Bridging physics-based and equivalent circuit models for lithium-ion batteries

TL;DR

This paper introduces a novel circuit-based implementation of a P2D lithium-ion battery model that accurately simulates discharge behavior and provides insights into electrochemical processes, bridging physical and equivalent circuit modeling approaches.

Contribution

It presents a new transmission line circuit implementation of the P2D model, enabling accurate simulation and better understanding of battery electrochemistry.

Findings

Circuit model agrees well with physical simulations in voltage and concentration.

The model helps analyze overpotential contributions from different processes.

Demonstrates the utility of circuit models in battery analysis.

Abstract

In this article, a novel implementation of a widely used pseudo-two-dimensional (P2D) model for lithium-ion battery simulation is presented with a transmission line circuit structure. This implementation represents an interplay between physical and equivalent circuit models.
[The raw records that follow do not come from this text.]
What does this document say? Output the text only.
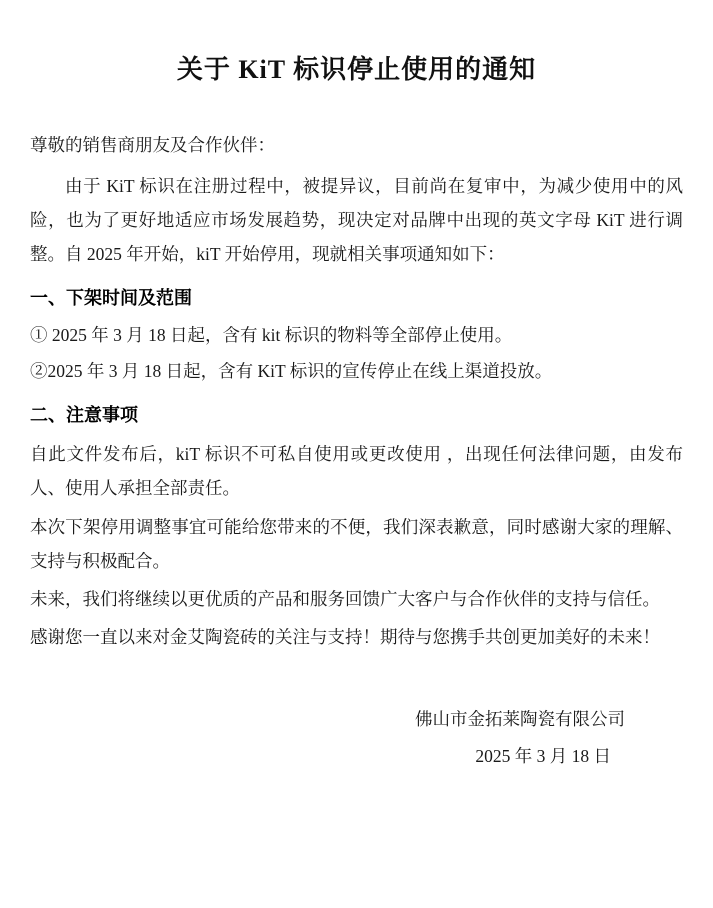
关于 KiT 标识停止使用的通知

尊敬的销售商朋友及合作伙伴：

由于 KiT 标识在注册过程中，被提异议，目前尚在复审中，为减少使用中的风险，也为了更好地适应市场发展趋势，现决定对品牌中出现的英文字母 KiT 进行调整。自 2025 年开始，kiT 开始停用，现就相关事项通知如下：

一、下架时间及范围

① 2025 年 3 月 18 日起，含有 kit 标识的物料等全部停止使用。

②2025 年 3 月 18 日起，含有 KiT 标识的宣传停止在线上渠道投放。

二、注意事项

自此文件发布后，kiT 标识不可私自使用或更改使用 ，出现任何法律问题，由发布人、使用人承担全部责任。

本次下架停用调整事宜可能给您带来的不便，我们深表歉意，同时感谢大家的理解、支持与积极配合。

未来，我们将继续以更优质的产品和服务回馈广大客户与合作伙伴的支持与信任。

感谢您一直以来对金艾陶瓷砖的关注与支持！期待与您携手共创更加美好的未来！

佛山市金拓莱陶瓷有限公司
2025 年 3 月 18 日
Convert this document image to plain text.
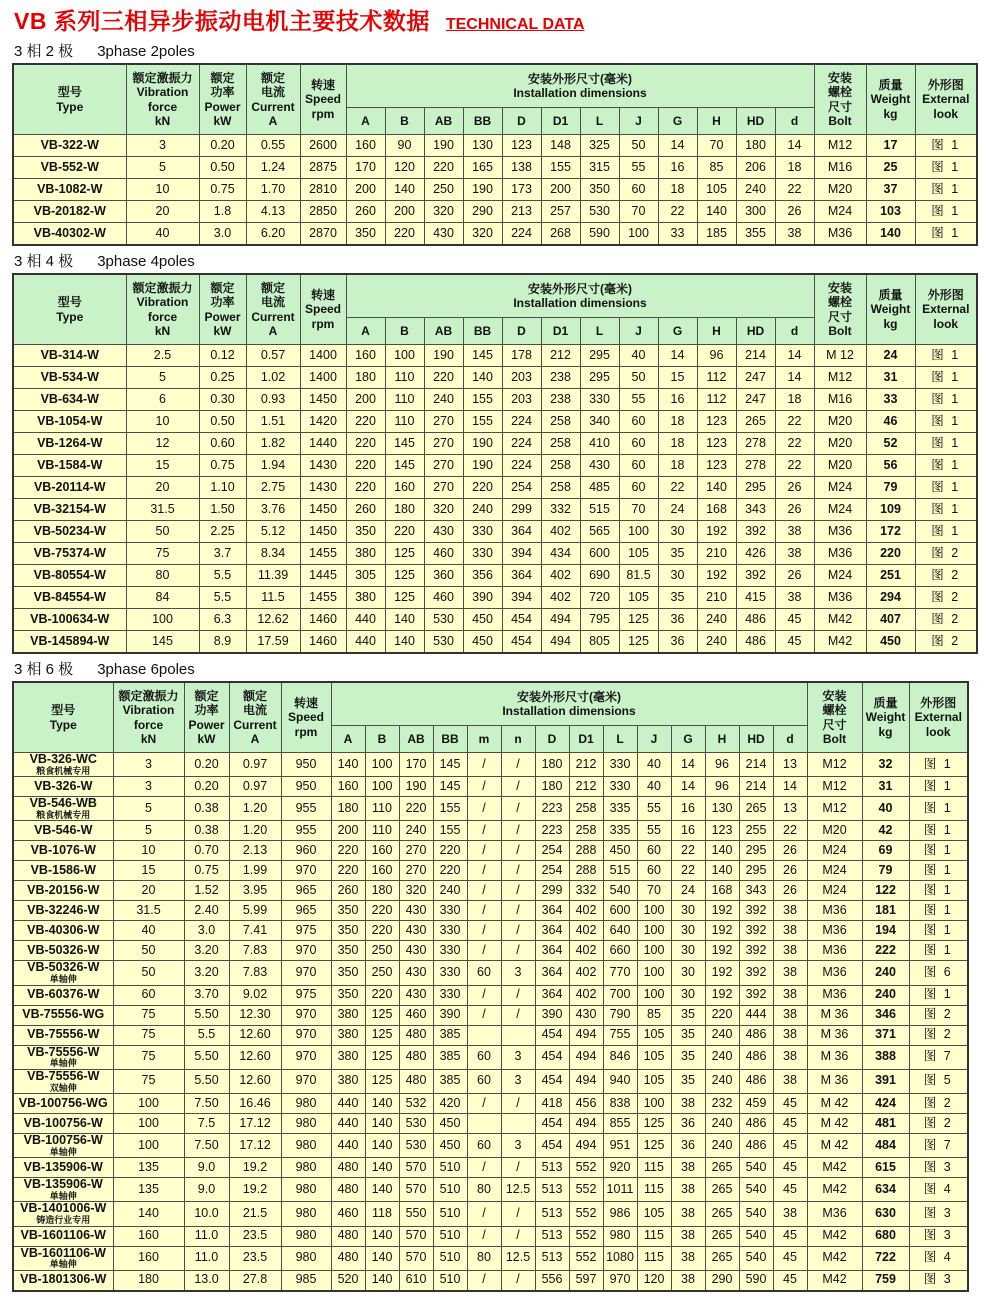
VB 系列三相异步振动电机主要技术数据 TECHNICAL DATA
3 相 2 极 3phase 2poles
型号
Type	额定激振力
Vibration
force
kN	额定
功率
Power
kW	额定
电流
Current
A	转速
Speed
rpm	安装外形尺寸(毫米)
Installation dimensions												安装
螺栓
尺寸
Bolt	质量
Weight
kg	外形图
External
look
					A	B	AB	BB	D	D1	L	J	G	H	HD	d			

VB-322-W	3	0.20	0.55	2600	160	90	190	130	123	148	325	50	14	70	180	14	M12	17	图 1

VB-552-W	5	0.50	1.24	2875	170	120	220	165	138	155	315	55	16	85	206	18	M16	25	图 1

VB-1082-W	10	0.75	1.70	2810	200	140	250	190	173	200	350	60	18	105	240	22	M20	37	图 1

VB-20182-W	20	1.8	4.13	2850	260	200	320	290	213	257	530	70	22	140	300	26	M24	103	图 1

VB-40302-W	40	3.0	6.20	2870	350	220	430	320	224	268	590	100	33	185	355	38	M36	140	图 1
3 相 4 极 3phase 4poles
型号
Type	额定激振力
Vibration
force
kN	额定
功率
Power
kW	额定
电流
Current
A	转速
Speed
rpm	安装外形尺寸(毫米)
Installation dimensions												安装
螺栓
尺寸
Bolt	质量
Weight
kg	外形图
External
look
					A	B	AB	BB	D	D1	L	J	G	H	HD	d			

VB-314-W	2.5	0.12	0.57	1400	160	100	190	145	178	212	295	40	14	96	214	14	M 12	24	图 1

VB-534-W	5	0.25	1.02	1400	180	110	220	140	203	238	295	50	15	112	247	14	M12	31	图 1

VB-634-W	6	0.30	0.93	1450	200	110	240	155	203	238	330	55	16	112	247	18	M16	33	图 1

VB-1054-W	10	0.50	1.51	1420	220	110	270	155	224	258	340	60	18	123	265	22	M20	46	图 1

VB-1264-W	12	0.60	1.82	1440	220	145	270	190	224	258	410	60	18	123	278	22	M20	52	图 1

VB-1584-W	15	0.75	1.94	1430	220	145	270	190	224	258	430	60	18	123	278	22	M20	56	图 1

VB-20114-W	20	1.10	2.75	1430	220	160	270	220	254	258	485	60	22	140	295	26	M24	79	图 1

VB-32154-W	31.5	1.50	3.76	1450	260	180	320	240	299	332	515	70	24	168	343	26	M24	109	图 1

VB-50234-W	50	2.25	5.12	1450	350	220	430	330	364	402	565	100	30	192	392	38	M36	172	图 1

VB-75374-W	75	3.7	8.34	1455	380	125	460	330	394	434	600	105	35	210	426	38	M36	220	图 2

VB-80554-W	80	5.5	11.39	1445	305	125	360	356	364	402	690	81.5	30	192	392	26	M24	251	图 2

VB-84554-W	84	5.5	11.5	1455	380	125	460	390	394	402	720	105	35	210	415	38	M36	294	图 2

VB-100634-W	100	6.3	12.62	1460	440	140	530	450	454	494	795	125	36	240	486	45	M42	407	图 2

VB-145894-W	145	8.9	17.59	1460	440	140	530	450	454	494	805	125	36	240	486	45	M42	450	图 2
3 相 6 极 3phase 6poles
型号
Type	额定激振力
Vibration
force
kN	额定
功率
Power
kW	额定
电流
Current
A	转速
Speed
rpm	安装外形尺寸(毫米)
Installation dimensions														安装
螺栓
尺寸
Bolt	质量
Weight
kg	外形图
External
look
					A	B	AB	BB	m	n	D	D1	L	J	G	H	HD	d			

VB-326-WC
粮食机械专用	3	0.20	0.97	950	140	100	170	145	/	/	180	212	330	40	14	96	214	13	M12	32	图 1

VB-326-W	3	0.20	0.97	950	160	100	190	145	/	/	180	212	330	40	14	96	214	14	M12	31	图 1

VB-546-WB
粮食机械专用	5	0.38	1.20	955	180	110	220	155	/	/	223	258	335	55	16	130	265	13	M12	40	图 1

VB-546-W	5	0.38	1.20	955	200	110	240	155	/	/	223	258	335	55	16	123	255	22	M20	42	图 1

VB-1076-W	10	0.70	2.13	960	220	160	270	220	/	/	254	288	450	60	22	140	295	26	M24	69	图 1

VB-1586-W	15	0.75	1.99	970	220	160	270	220	/	/	254	288	515	60	22	140	295	26	M24	79	图 1

VB-20156-W	20	1.52	3.95	965	260	180	320	240	/	/	299	332	540	70	24	168	343	26	M24	122	图 1

VB-32246-W	31.5	2.40	5.99	965	350	220	430	330	/	/	364	402	600	100	30	192	392	38	M36	181	图 1

VB-40306-W	40	3.0	7.41	975	350	220	430	330	/	/	364	402	640	100	30	192	392	38	M36	194	图 1

VB-50326-W	50	3.20	7.83	970	350	250	430	330	/	/	364	402	660	100	30	192	392	38	M36	222	图 1

VB-50326-W
单轴伸	50	3.20	7.83	970	350	250	430	330	60	3	364	402	770	100	30	192	392	38	M36	240	图 6

VB-60376-W	60	3.70	9.02	975	350	220	430	330	/	/	364	402	700	100	30	192	392	38	M36	240	图 1

VB-75556-WG	75	5.50	12.30	970	380	125	460	390	/	/	390	430	790	85	35	220	444	38	M 36	346	图 2

VB-75556-W	75	5.5	12.60	970	380	125	480	385			454	494	755	105	35	240	486	38	M 36	371	图 2

VB-75556-W
单轴伸	75	5.50	12.60	970	380	125	480	385	60	3	454	494	846	105	35	240	486	38	M 36	388	图 7

VB-75556-W
双轴伸	75	5.50	12.60	970	380	125	480	385	60	3	454	494	940	105	35	240	486	38	M 36	391	图 5

VB-100756-WG	100	7.50	16.46	980	440	140	532	420	/	/	418	456	838	100	38	232	459	45	M 42	424	图 2

VB-100756-W	100	7.5	17.12	980	440	140	530	450			454	494	855	125	36	240	486	45	M 42	481	图 2

VB-100756-W
单轴伸	100	7.50	17.12	980	440	140	530	450	60	3	454	494	951	125	36	240	486	45	M 42	484	图 7

VB-135906-W	135	9.0	19.2	980	480	140	570	510	/	/	513	552	920	115	38	265	540	45	M42	615	图 3

VB-135906-W
单轴伸	135	9.0	19.2	980	480	140	570	510	80	12.5	513	552	1011	115	38	265	540	45	M42	634	图 4

VB-1401006-W
铸造行业专用	140	10.0	21.5	980	460	118	550	510	/	/	513	552	986	105	38	265	540	38	M36	630	图 3

VB-1601106-W	160	11.0	23.5	980	480	140	570	510	/	/	513	552	980	115	38	265	540	45	M42	680	图 3

VB-1601106-W
单轴伸	160	11.0	23.5	980	480	140	570	510	80	12.5	513	552	1080	115	38	265	540	45	M42	722	图 4

VB-1801306-W	180	13.0	27.8	985	520	140	610	510	/	/	556	597	970	120	38	290	590	45	M42	759	图 3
The discharge processes of an NMC-graphite lithium-ion battery under different currents are simulated, and it is seen the results from the circuit model agree well with the results obtained from a physical simulation carried out in COMSOL Multiphysics, including both terminal voltage and concentration distributions. Finally we demonstrated how the circuit model can contribute to the understanding of the cell electrochemistry, exemplified by an analysis of the overpotential contributions by various processes.